Under the new bill, anyone engaged as an agent, whether by landlord or tenant, must be duly registered under the Lagos State Real Estate Regulatory Authority (LASRERA) Law 2021 (Section 3(1)).

The bill further caps agent commissions at five per cent of one year’s rent (Section 3(4)) and criminalises dual collection, overcharging, or failure to remit funds, with penalties of up to N1 million in fines or two years’ imprisonment (Section 3(5)).

Stakeholders say the proposed reforms tackle one of Lagos’ most persistent housing problems, multi-year rent advances, where tenants are forced to pay lump sums upfront, often with hidden charges.

While some tenants have welcomed the move, others fear that monthly payments could embolden landlords to raise rents arbitrarily. Conversely, many salary earners argue that annual payments align better with their income cycles.

Speaking on the development, the Lagos State Commissioner for Housing, Moruf Akinderu-Fatai said introducing monthly or quarterly rent payment options will give residents more breathing space and reduce the stress of sourcing large lump sums for rent payments.

He disclosed that the government is engaging landlords, developers, and other stakeholders to address enforcement and payment system challenges before implementation.

Akinderu-Fatai added that the initiative is part of broader efforts to sanitise the real estate sector, curb fraudulent practices, and protect residents from unregistered agents and developers.

He further emphasised that all real estate practitioners, including agents, brokers, developers, and facility managers, must register with LASRERA or face legal consequences.

He also urged estate agents and associations such as the Estate Rent Commission Agents of Nigeria (ERCAN) to take a firm stand against quackery and arbitrary rent increases, while supporting the promotion of flexible rent payment models.

In his contribution, Principal Partner at Ismail & Partners, Gbenga Ismail, cautioned that while the proposed monthly and quarterly rent payment system may ease tenants’ burdens, it could also affect property availability across Lagos.

He warned that supply shortages could emerge, impacting the growth and stability of the rental market.

According to him, the government must complement the tenancy reforms with broader housing policies, including improving access to affordable land, promoting local building materials, and supporting housing finance schemes.

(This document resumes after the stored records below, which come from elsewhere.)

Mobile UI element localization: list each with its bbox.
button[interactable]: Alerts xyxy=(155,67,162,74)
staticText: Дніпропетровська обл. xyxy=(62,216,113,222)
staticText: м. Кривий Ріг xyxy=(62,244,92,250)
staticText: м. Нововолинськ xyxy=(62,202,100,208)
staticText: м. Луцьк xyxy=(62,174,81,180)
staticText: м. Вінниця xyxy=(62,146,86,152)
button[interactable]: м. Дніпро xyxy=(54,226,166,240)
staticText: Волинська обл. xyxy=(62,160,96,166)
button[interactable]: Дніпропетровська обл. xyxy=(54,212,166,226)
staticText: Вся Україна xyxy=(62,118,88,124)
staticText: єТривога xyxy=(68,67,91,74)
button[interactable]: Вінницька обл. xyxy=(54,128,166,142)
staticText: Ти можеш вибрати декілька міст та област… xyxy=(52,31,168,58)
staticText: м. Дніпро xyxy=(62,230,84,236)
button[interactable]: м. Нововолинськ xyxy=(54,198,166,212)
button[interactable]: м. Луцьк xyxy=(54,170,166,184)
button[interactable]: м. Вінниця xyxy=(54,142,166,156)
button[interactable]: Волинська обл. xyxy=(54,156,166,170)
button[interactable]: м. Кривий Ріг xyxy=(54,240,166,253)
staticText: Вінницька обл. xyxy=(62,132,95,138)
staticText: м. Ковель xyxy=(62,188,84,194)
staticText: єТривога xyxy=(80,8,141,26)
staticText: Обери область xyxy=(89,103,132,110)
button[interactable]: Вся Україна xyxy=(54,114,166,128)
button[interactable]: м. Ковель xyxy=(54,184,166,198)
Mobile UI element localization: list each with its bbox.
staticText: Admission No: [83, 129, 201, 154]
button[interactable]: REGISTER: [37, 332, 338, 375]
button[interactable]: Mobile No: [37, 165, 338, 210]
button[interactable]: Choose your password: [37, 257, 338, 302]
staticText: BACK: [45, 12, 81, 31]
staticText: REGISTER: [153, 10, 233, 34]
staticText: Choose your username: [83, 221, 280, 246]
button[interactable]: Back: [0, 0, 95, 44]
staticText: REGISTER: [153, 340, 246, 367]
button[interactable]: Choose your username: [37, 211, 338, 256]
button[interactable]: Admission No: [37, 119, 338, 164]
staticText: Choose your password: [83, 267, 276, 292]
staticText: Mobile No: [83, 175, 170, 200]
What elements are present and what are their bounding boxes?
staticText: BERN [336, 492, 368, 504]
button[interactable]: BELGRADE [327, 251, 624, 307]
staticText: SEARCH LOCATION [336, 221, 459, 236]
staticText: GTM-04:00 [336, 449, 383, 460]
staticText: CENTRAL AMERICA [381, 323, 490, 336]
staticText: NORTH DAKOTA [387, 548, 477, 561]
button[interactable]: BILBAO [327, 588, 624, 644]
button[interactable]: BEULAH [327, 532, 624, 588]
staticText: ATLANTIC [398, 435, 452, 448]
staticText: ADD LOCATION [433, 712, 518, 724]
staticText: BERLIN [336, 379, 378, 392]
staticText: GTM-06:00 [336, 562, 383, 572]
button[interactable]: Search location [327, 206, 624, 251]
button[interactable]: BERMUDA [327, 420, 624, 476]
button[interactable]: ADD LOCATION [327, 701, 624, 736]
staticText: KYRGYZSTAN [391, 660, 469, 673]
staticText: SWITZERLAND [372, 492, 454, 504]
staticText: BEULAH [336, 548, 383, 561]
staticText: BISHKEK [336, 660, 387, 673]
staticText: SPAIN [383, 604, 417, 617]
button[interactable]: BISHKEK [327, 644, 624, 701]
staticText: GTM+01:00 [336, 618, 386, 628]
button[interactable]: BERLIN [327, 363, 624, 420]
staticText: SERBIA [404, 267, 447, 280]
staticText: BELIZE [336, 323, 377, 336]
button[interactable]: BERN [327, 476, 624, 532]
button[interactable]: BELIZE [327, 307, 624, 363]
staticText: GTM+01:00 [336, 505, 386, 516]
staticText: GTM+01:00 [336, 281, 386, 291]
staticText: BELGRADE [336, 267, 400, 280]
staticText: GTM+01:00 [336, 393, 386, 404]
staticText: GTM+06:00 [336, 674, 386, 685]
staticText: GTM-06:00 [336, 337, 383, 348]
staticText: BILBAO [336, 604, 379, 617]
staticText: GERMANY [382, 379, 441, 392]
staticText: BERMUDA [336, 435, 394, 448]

Citing the Advance Rent Section of the proposed law, Ismail noted: “It shall be unlawful for a landlord or his agent to demand or receive from a sitting tenant rent in excess of three months in respect of any premises; and it shall be unlawful for a sitting tenant to offer or pay rent in excess of three months in respect of any premises.”

Brief summary of the key proposed changes in the latest tenancy-law review in Lagos State:

  • Landlords and tenants would work under a newly-drafted bill titled “A Bill for a Law to Regulate the Relationship between Landlords and Tenants in Lagos State” — already passed second reading.

  • The bill would prescribe clearer frameworks for rent payment terms (monthly vs yearly), advance rent limits, and eviction notice periods to reduce uncertainty for tenants.

  • It aims to define the roles and conduct of landlords, tenants and agents, including registration requirements for agents and transparent remittance/receipting of rents.

  • The bill also seeks to regulate eviction procedures, mandating set notice periods (e.g., six months for annual tenants) and prioritising mediation or virtual hearings for quicker dispute resolution.

  • Penalties are proposed for breaches: landlords or agents demanding excessive advance rent or abusing process may face fines and imprisonment under the draft legislation.

  • Important caveat: Although widely reported, the law has not yet been officially passed into force — the current Tenancy Law (Cap T1 of 2015) still applies until the new bill is enacted.